Coiled Tubing, Nanotech to lower well-intervention costs as operators focus on life-extensions
The increasing use of Coiled Tubing and nanotechnology is set to lower future well-intervention costs as operators implement life-extensions strategies in response to low oil prices and regulatory pressures, Peter Koopmans, Quality Assurance Advisor at Hess, said.
For offshore Gulf of Mexico fields there is increased emphasis on making technical changes to wells as early as possible, ideally at the well design stage, including the installation of Enhanced Oil Recovery capabilities on new platforms.
“Regulators and operators are now asking upfront: is your well designed not just from a drilling and execution point of view but is it designed to be worked over relatively easily if the reservoir proved more valid than initially anticipated,” Koopmans told Upstream Intelligence.
Operators need an intervention strategy, typically over 25 years, which allows them to make changes to infrastructure several years into the life of the platform once production starts petering off for technical reasons, he said.
The additional costs are relatively low in comparison with the overall spend on a new platform.
Spending on new deep water platforms can cost between $140 million and $180 million and an additional investment of $2 million at well-design stage could buy a platform years of additional life, Koopmans said.
Coiled Tubing, the use of a very long metal pipe in operations similar to wire-lining, can provide significant cost savings in later stages of production.
“If you take a situation where two years into the life of a well you need to bring on a gas tube, there is a huge difference between having to hire a rig at $1 million a day or a barge with coil tubing at $265,000 a day to get that well restored to full operation volumes. This is something you would not have been able to do before.”
If the production level of a well starts to deteriorate because of problems caused by sand or scale, in the past cleaning it out and restoring it to a high level of integrity would have involved using a full rig with a drill pipe to drill out the obstacles.
But tubing technology has reached a new level and can be used at depths of 30,000 feet – a major advantage over wirelining in open waters - and withstand a higher pressure, making it the preferred technology for cleaning and restoring wells.
Another new approach being adopted is the use of nanotechnology within the equipment used in offshore operations, although this technology is still several years away from industry-wide application.
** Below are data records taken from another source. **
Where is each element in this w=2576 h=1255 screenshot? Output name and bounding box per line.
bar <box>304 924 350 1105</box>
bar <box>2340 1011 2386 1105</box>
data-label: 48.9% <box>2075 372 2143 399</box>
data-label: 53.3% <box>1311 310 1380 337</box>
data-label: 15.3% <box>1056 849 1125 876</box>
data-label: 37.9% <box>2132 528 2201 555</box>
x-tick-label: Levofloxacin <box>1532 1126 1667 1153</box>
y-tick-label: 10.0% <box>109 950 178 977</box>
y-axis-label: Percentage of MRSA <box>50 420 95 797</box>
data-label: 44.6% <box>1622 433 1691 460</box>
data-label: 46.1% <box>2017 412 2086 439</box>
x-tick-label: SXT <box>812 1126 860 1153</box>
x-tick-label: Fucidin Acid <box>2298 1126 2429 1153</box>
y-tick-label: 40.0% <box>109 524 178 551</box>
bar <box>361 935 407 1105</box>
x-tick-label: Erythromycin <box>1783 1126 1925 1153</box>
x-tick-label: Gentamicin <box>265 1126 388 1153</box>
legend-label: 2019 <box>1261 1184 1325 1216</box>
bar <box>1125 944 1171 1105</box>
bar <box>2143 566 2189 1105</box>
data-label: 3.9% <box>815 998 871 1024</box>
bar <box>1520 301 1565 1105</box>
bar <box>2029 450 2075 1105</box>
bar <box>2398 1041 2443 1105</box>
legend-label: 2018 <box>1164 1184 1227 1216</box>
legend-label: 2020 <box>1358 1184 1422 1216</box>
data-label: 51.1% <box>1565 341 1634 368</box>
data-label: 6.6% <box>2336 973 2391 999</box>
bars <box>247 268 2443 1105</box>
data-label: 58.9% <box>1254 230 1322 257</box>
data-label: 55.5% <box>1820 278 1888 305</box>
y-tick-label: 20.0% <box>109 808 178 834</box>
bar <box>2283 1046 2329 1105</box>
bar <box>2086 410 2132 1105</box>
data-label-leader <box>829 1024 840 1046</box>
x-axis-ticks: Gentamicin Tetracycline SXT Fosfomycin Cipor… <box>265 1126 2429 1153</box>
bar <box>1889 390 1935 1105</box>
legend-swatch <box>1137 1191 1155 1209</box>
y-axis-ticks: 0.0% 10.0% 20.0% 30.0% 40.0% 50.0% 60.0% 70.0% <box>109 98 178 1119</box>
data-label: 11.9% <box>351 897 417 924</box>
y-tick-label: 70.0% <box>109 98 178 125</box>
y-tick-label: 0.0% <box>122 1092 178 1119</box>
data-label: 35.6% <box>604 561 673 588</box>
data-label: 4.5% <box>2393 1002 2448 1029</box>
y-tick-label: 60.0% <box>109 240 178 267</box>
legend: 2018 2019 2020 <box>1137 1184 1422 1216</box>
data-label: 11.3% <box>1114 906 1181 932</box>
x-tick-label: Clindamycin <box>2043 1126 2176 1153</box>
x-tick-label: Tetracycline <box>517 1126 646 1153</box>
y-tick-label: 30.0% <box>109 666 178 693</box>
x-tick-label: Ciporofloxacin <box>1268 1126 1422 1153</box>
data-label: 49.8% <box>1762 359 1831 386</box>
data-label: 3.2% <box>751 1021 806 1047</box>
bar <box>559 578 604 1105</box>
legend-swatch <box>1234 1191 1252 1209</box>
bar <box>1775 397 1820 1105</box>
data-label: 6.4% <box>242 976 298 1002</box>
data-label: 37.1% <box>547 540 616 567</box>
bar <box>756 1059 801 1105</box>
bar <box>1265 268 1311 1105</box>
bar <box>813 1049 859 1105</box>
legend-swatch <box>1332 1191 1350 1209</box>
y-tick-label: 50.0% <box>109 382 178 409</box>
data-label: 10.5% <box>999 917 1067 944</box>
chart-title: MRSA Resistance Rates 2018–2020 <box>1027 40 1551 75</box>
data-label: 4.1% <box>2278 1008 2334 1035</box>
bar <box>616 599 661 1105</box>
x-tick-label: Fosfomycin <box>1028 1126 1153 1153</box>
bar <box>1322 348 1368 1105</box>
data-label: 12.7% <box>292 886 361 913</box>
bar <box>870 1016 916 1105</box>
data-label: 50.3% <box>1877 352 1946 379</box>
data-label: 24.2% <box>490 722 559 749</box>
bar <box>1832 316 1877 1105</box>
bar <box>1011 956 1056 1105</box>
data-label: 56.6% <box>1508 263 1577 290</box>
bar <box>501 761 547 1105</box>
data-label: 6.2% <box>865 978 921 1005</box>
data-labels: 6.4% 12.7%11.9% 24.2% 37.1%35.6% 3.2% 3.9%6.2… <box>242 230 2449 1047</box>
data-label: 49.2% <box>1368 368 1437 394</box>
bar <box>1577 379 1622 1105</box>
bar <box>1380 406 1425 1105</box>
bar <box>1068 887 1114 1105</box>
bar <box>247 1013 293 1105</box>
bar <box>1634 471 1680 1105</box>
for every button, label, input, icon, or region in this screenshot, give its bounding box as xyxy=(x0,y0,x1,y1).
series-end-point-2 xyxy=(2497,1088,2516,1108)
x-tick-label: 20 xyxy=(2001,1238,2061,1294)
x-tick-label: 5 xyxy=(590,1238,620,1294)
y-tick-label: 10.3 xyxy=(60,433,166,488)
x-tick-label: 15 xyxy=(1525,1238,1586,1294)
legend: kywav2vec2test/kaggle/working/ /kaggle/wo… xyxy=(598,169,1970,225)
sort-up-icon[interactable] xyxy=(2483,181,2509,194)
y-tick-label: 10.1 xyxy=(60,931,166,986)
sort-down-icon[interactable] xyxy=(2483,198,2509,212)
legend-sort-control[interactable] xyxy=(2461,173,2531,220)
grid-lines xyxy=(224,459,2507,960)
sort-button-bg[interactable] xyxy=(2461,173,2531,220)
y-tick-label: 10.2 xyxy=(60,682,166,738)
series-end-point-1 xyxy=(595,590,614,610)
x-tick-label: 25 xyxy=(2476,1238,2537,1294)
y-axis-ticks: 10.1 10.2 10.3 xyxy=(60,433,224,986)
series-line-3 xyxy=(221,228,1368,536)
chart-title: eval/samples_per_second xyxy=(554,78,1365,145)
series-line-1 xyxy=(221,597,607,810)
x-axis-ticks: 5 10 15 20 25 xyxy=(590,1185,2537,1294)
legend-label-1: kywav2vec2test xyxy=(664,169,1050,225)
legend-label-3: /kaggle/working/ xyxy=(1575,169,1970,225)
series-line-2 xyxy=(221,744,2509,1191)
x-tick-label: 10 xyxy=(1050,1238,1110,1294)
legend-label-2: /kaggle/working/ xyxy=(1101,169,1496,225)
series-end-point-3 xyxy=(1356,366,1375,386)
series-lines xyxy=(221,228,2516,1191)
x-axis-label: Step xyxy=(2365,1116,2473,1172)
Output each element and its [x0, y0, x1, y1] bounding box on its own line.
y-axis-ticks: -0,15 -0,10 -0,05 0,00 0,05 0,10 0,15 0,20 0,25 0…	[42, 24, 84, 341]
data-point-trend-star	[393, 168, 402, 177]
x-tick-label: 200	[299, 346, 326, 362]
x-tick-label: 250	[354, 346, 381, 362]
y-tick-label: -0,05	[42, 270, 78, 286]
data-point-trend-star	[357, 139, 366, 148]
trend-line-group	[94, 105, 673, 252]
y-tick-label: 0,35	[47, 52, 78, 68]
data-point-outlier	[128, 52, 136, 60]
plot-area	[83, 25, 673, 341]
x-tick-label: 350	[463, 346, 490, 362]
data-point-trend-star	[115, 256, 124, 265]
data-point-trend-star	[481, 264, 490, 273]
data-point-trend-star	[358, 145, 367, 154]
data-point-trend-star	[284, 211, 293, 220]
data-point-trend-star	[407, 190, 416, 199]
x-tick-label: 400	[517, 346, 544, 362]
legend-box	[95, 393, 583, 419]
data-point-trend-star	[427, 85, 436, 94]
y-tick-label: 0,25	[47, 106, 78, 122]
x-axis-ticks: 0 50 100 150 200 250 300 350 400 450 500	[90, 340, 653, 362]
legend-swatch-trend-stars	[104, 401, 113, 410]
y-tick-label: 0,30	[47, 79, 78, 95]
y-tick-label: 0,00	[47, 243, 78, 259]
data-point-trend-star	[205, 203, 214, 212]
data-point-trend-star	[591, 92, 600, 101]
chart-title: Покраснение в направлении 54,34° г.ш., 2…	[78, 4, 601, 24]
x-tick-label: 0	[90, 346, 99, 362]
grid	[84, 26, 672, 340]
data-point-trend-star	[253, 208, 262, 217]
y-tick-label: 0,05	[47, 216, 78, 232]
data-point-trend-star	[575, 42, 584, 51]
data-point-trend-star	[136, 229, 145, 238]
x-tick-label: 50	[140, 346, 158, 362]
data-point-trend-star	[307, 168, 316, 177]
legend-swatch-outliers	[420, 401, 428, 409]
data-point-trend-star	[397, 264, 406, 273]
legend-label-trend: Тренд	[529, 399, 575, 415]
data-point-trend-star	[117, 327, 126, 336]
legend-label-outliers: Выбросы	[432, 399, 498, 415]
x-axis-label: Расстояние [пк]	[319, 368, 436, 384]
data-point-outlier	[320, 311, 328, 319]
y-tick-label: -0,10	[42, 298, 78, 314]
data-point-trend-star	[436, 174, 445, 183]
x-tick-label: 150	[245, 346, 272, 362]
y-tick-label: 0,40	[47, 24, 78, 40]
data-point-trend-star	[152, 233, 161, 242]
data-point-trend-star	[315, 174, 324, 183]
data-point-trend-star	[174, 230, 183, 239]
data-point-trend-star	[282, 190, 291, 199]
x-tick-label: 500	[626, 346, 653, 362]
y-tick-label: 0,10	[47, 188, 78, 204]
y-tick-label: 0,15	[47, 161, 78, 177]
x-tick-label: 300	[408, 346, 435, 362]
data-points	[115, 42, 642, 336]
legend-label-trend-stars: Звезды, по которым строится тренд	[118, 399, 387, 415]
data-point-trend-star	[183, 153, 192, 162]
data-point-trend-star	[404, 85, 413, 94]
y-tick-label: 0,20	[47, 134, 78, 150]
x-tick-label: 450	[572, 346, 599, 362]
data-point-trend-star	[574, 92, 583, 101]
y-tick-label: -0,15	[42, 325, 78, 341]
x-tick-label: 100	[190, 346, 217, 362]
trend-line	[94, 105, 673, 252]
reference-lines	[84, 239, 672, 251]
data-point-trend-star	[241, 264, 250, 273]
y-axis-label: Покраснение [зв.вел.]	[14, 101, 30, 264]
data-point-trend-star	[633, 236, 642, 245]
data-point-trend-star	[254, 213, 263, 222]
Nanotechnology can, for instance, provide a layer on the surface of the pipe which makes up only about 2% to 3% of the wall thickness but creates a layer of sheathing that gives the pipe anti-corrosive properties and makes it far more resistant to the high pressures which are typical of deep water production environments. This makes it possible to reach zones that would have been out of reach using conventional tools.
At present only a handful of companies provide the technology and it will likely take until 2018 or 2019 for manufacturing capacity to catch up with the needs of the offshore oil industry.
A more established technique for extending well life is Enhanced Oil Recovery and here the industry is focusing on which gas or liquid to use next.
The most traditional, water-flooding, is now widely in use and is estimated to be able to displace about 20% more oil out of reservoir than primary and secondary extraction.
Though relatively cheap – BP estimates that water-flooding increases overall cost by only about $3 a barrel – it still leaves about 50% of the reserves untapped. Using gas injections can displace at least another 5% of reserves, depending on the type of gas used.
“The type of technology used for EOR depends very much on the nature of the reservoir,” said Marco de Weegh, Team Leader, Well Control and Design at Shell.
While water-flooding is the easiest approach for reservoirs which are mostly horizontal, injecting gas lends itself to reservoirs which have a tilt in their structure.
Linde Group’s director of Enhanced Oil Recovery Business Development Kevin Watts said that nitrogen injection used by Linde lends itself particularly to reservoirs with a dip. The gas is super-cooled on shore and then transported by underwater pipelines to the platforms.
The technology is more cost effective at shorter distances from the shore and for platforms up to a certain depth but is relatively straight forward.
In contrast to water, nitrogen can strip out much of the lighter ends of the oil.
“The nitrogen will preferentially move the C2 to C6 content of the oil and will put it into a solution in the nitrogen,” Watts said.
“As the nitrogen moves through the reservoir it keeps stripping out these lighter ends of the oil. You then have to separate the liquid hydrocarbons from the gases produced with nitrogen,” he said.
Other gases used for injecting old fields include methane and CO2. The latter is widely used in onshore wells when it is readily available but for the time being is still costly to transport from onshore industrial users to offshore platforms.
The US government is looking to promote the use of CO2 for EOR but for widespread offshore use this will most likely require some form of subsidy.
The holy grail of extraction is to be able to pump 100% of the oil from the field and while this may never be achieved, current technologies are expanding the bounds of possibility for oil engineers.